With the anniversary of the September 18 referendum approaching, the Liberal Democrat MSP said that Better Together had to focus on the negative because the three parties in it all had “very different visions for the Union”.
With Scottish First Minister Nicola Sturgeon revealing the SNP’s manifesto for next year’s Holyrood elections would set out the circumstances and timetable for a potential second vote, Mr Rennie stressed that while he would join forces with Labour and the Conservatives again, it “would be different”.
He stated: “If we have to work together to keep the United Kingdom together with others who we disagree with on other issues, that is what we’d do.”

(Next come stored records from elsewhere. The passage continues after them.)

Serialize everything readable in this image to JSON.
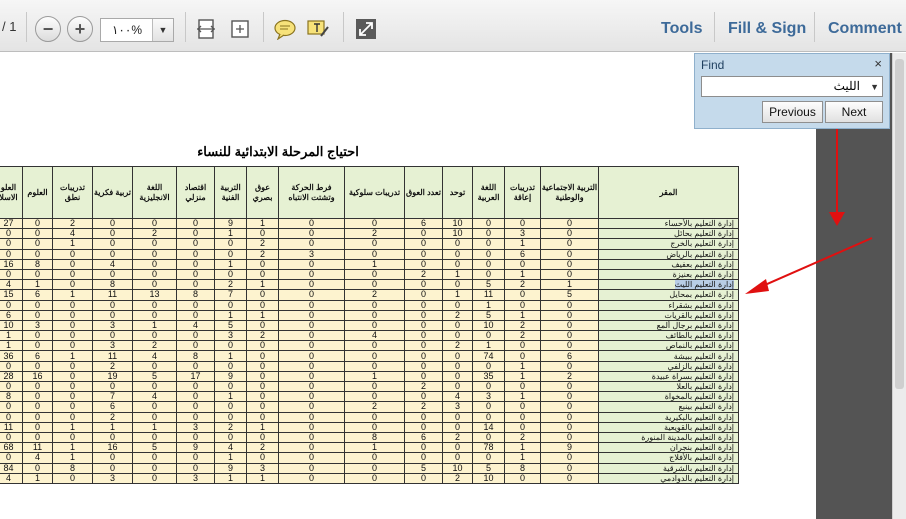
{
  "toolbar": {
    "page_of": "/ 1",
    "zoom_value": "١٠٠%",
    "links": {
      "tools": "Tools",
      "fill_sign": "Fill & Sign",
      "comment": "Comment"
    }
  },
  "find": {
    "title": "Find",
    "close": "×",
    "query": "الليث",
    "previous": "Previous",
    "next": "Next"
  },
  "document": {
    "title": "احتياج المرحلة الابتدائية للنساء",
    "headers": [
      "العلو الاسلا",
      "العلوم",
      "تدريبات نطق",
      "تربية فكرية",
      "اللغة الانجليزية",
      "اقتصاد منزلي",
      "التربية الفنية",
      "عوق بصري",
      "فرط الحركة وتشتت الانتباه",
      "تدريبات سلوكية",
      "تعدد العوق",
      "توحد",
      "اللغة العربية",
      "تدريبات إعاقة",
      "التربية الاجتماعية والوطنية",
      "المقر"
    ],
    "rows": [
      {
        "name": "إدارة التعليم بالأحساء",
        "v": [
          "27",
          "0",
          "2",
          "0",
          "0",
          "0",
          "9",
          "1",
          "0",
          "0",
          "6",
          "10",
          "0",
          "0",
          "0"
        ]
      },
      {
        "name": "إدارة التعليم بحائل",
        "v": [
          "0",
          "0",
          "4",
          "0",
          "2",
          "0",
          "1",
          "0",
          "0",
          "2",
          "0",
          "10",
          "0",
          "3",
          "0"
        ]
      },
      {
        "name": "إدارة التعليم بالخرج",
        "v": [
          "0",
          "0",
          "1",
          "0",
          "0",
          "0",
          "0",
          "2",
          "0",
          "0",
          "0",
          "0",
          "0",
          "1",
          "0"
        ]
      },
      {
        "name": "إدارة التعليم بالرياض",
        "v": [
          "0",
          "0",
          "0",
          "0",
          "0",
          "0",
          "0",
          "2",
          "3",
          "0",
          "0",
          "0",
          "0",
          "6",
          "0"
        ]
      },
      {
        "name": "إدارة التعليم بعفيف",
        "v": [
          "16",
          "8",
          "0",
          "4",
          "0",
          "0",
          "1",
          "0",
          "0",
          "1",
          "0",
          "0",
          "0",
          "0",
          "0"
        ]
      },
      {
        "name": "إدارة التعليم بعنيزة",
        "v": [
          "0",
          "0",
          "0",
          "0",
          "0",
          "0",
          "0",
          "0",
          "0",
          "0",
          "2",
          "1",
          "0",
          "1",
          "0"
        ]
      },
      {
        "name": "إدارة التعليم الليث",
        "v": [
          "4",
          "1",
          "0",
          "8",
          "0",
          "0",
          "2",
          "1",
          "0",
          "0",
          "0",
          "0",
          "5",
          "2",
          "1"
        ],
        "hl": true
      },
      {
        "name": "إدارة التعليم بمحايل",
        "v": [
          "15",
          "6",
          "1",
          "11",
          "13",
          "8",
          "7",
          "0",
          "0",
          "2",
          "0",
          "1",
          "11",
          "0",
          "5"
        ]
      },
      {
        "name": "إدارة التعليم بشقراء",
        "v": [
          "0",
          "0",
          "0",
          "0",
          "0",
          "0",
          "0",
          "0",
          "0",
          "0",
          "0",
          "0",
          "1",
          "0",
          "0"
        ]
      },
      {
        "name": "إدارة التعليم بالقريات",
        "v": [
          "6",
          "0",
          "0",
          "0",
          "0",
          "0",
          "1",
          "1",
          "0",
          "0",
          "0",
          "2",
          "5",
          "1",
          "0"
        ]
      },
      {
        "name": "إدارة التعليم برجال ألمع",
        "v": [
          "10",
          "3",
          "0",
          "3",
          "1",
          "4",
          "5",
          "0",
          "0",
          "0",
          "0",
          "0",
          "10",
          "2",
          "0"
        ]
      },
      {
        "name": "إدارة التعليم بالطائف",
        "v": [
          "1",
          "0",
          "0",
          "0",
          "0",
          "0",
          "3",
          "2",
          "0",
          "4",
          "0",
          "0",
          "0",
          "2",
          "0"
        ]
      },
      {
        "name": "إدارة التعليم بالنماص",
        "v": [
          "1",
          "0",
          "0",
          "3",
          "2",
          "0",
          "0",
          "0",
          "0",
          "0",
          "0",
          "2",
          "1",
          "0",
          "0"
        ]
      },
      {
        "name": "إدارة التعليم ببيشة",
        "v": [
          "36",
          "6",
          "1",
          "11",
          "4",
          "8",
          "1",
          "0",
          "0",
          "0",
          "0",
          "0",
          "74",
          "0",
          "6"
        ]
      },
      {
        "name": "إدارة التعليم بالزلفي",
        "v": [
          "0",
          "0",
          "0",
          "2",
          "0",
          "0",
          "0",
          "0",
          "0",
          "0",
          "0",
          "0",
          "0",
          "1",
          "0"
        ]
      },
      {
        "name": "إدارة التعليم بسراة عبيدة",
        "v": [
          "28",
          "16",
          "0",
          "19",
          "5",
          "17",
          "9",
          "0",
          "0",
          "1",
          "0",
          "0",
          "35",
          "1",
          "2"
        ]
      },
      {
        "name": "إدارة التعليم بالعلا",
        "v": [
          "0",
          "0",
          "0",
          "0",
          "0",
          "0",
          "0",
          "0",
          "0",
          "0",
          "2",
          "0",
          "0",
          "0",
          "0"
        ]
      },
      {
        "name": "إدارة التعليم بالمخواة",
        "v": [
          "8",
          "0",
          "0",
          "7",
          "4",
          "0",
          "1",
          "0",
          "0",
          "0",
          "0",
          "4",
          "3",
          "1",
          "0"
        ]
      },
      {
        "name": "إدارة التعليم بينبع",
        "v": [
          "0",
          "0",
          "0",
          "6",
          "0",
          "0",
          "0",
          "0",
          "0",
          "2",
          "2",
          "3",
          "0",
          "0",
          "0"
        ]
      },
      {
        "name": "إدارة التعليم بالبكيرية",
        "v": [
          "0",
          "0",
          "0",
          "2",
          "0",
          "0",
          "0",
          "0",
          "0",
          "0",
          "0",
          "0",
          "0",
          "0",
          "0"
        ]
      },
      {
        "name": "إدارة التعليم بالقويعية",
        "v": [
          "11",
          "0",
          "1",
          "1",
          "1",
          "3",
          "2",
          "1",
          "0",
          "0",
          "0",
          "0",
          "14",
          "0",
          "0"
        ]
      },
      {
        "name": "إدارة التعليم بالمدينة المنورة",
        "v": [
          "0",
          "0",
          "0",
          "0",
          "0",
          "0",
          "0",
          "0",
          "0",
          "8",
          "6",
          "2",
          "0",
          "2",
          "0"
        ]
      },
      {
        "name": "إدارة التعليم بنجران",
        "v": [
          "68",
          "11",
          "1",
          "16",
          "5",
          "9",
          "4",
          "2",
          "0",
          "1",
          "0",
          "0",
          "78",
          "1",
          "9"
        ]
      },
      {
        "name": "إدارة التعليم بالأفلاج",
        "v": [
          "0",
          "4",
          "1",
          "0",
          "0",
          "0",
          "1",
          "0",
          "0",
          "0",
          "0",
          "0",
          "0",
          "1",
          "0"
        ]
      },
      {
        "name": "إدارة التعليم بالشرقية",
        "v": [
          "84",
          "0",
          "8",
          "0",
          "0",
          "0",
          "9",
          "3",
          "0",
          "0",
          "5",
          "10",
          "5",
          "8",
          "0"
        ]
      },
      {
        "name": "إدارة التعليم بالدوادمي",
        "v": [
          "4",
          "1",
          "0",
          "3",
          "0",
          "3",
          "1",
          "1",
          "0",
          "0",
          "0",
          "2",
          "10",
          "0",
          "0"
        ]
      }
    ]
  }
}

Mr Rennie told the Sunday Herald newspaper there had been a “clash of three different political parties” involved in Better Together.
“We all had very different visions for the union, so inevitably the common element was what we were against, which was independence,” he said.
“So, to get a consensus, you were focusing on the negative. You couldn’t do a positive vision.”
Mr Rennie added: “Labour had a dark campaigning style. It was very secretive. Everything would be last-minute.
“You would never be told much about what was going on until it happened. We all suffered. The Tories and ourselves suffered more, but some in Labour were out of the loop as well.
“It was quite shambolic in its development. Internal comms was poor. You just weren’t told about plans. Things were kept back.”
Despite this, he said today his “initial view is we would work together with whoever agreed with us” to try to keep Scotland in the UK.
But he added: “It would be different. We’re not going to endure what we endured in the last three years running up to the referendum.”
Mr Rennie quipped that his comments about Better Together were “probably a wee bit diplomatic” but added that “it’s what I’ve felt for some time”.
With Scots voting against independence by 55% to 45%, he said: “We won in the end, we didn’t win by a massive margin and I think we need to learn that lesson.”
If there is another referendum, he said there would need to be “a positive uplifting vision of the United Kingdom as part of that campaign”, adding that it “can’t just be rooted in a deep negativity which too often engulfed that campaign”.
But he insisted: “I would work with others. Liberals take the approach that we will work with other people where we can agree, even though we might strongly disagree with them in other areas – you only have to look to the coalition as a pretty clear example of that.”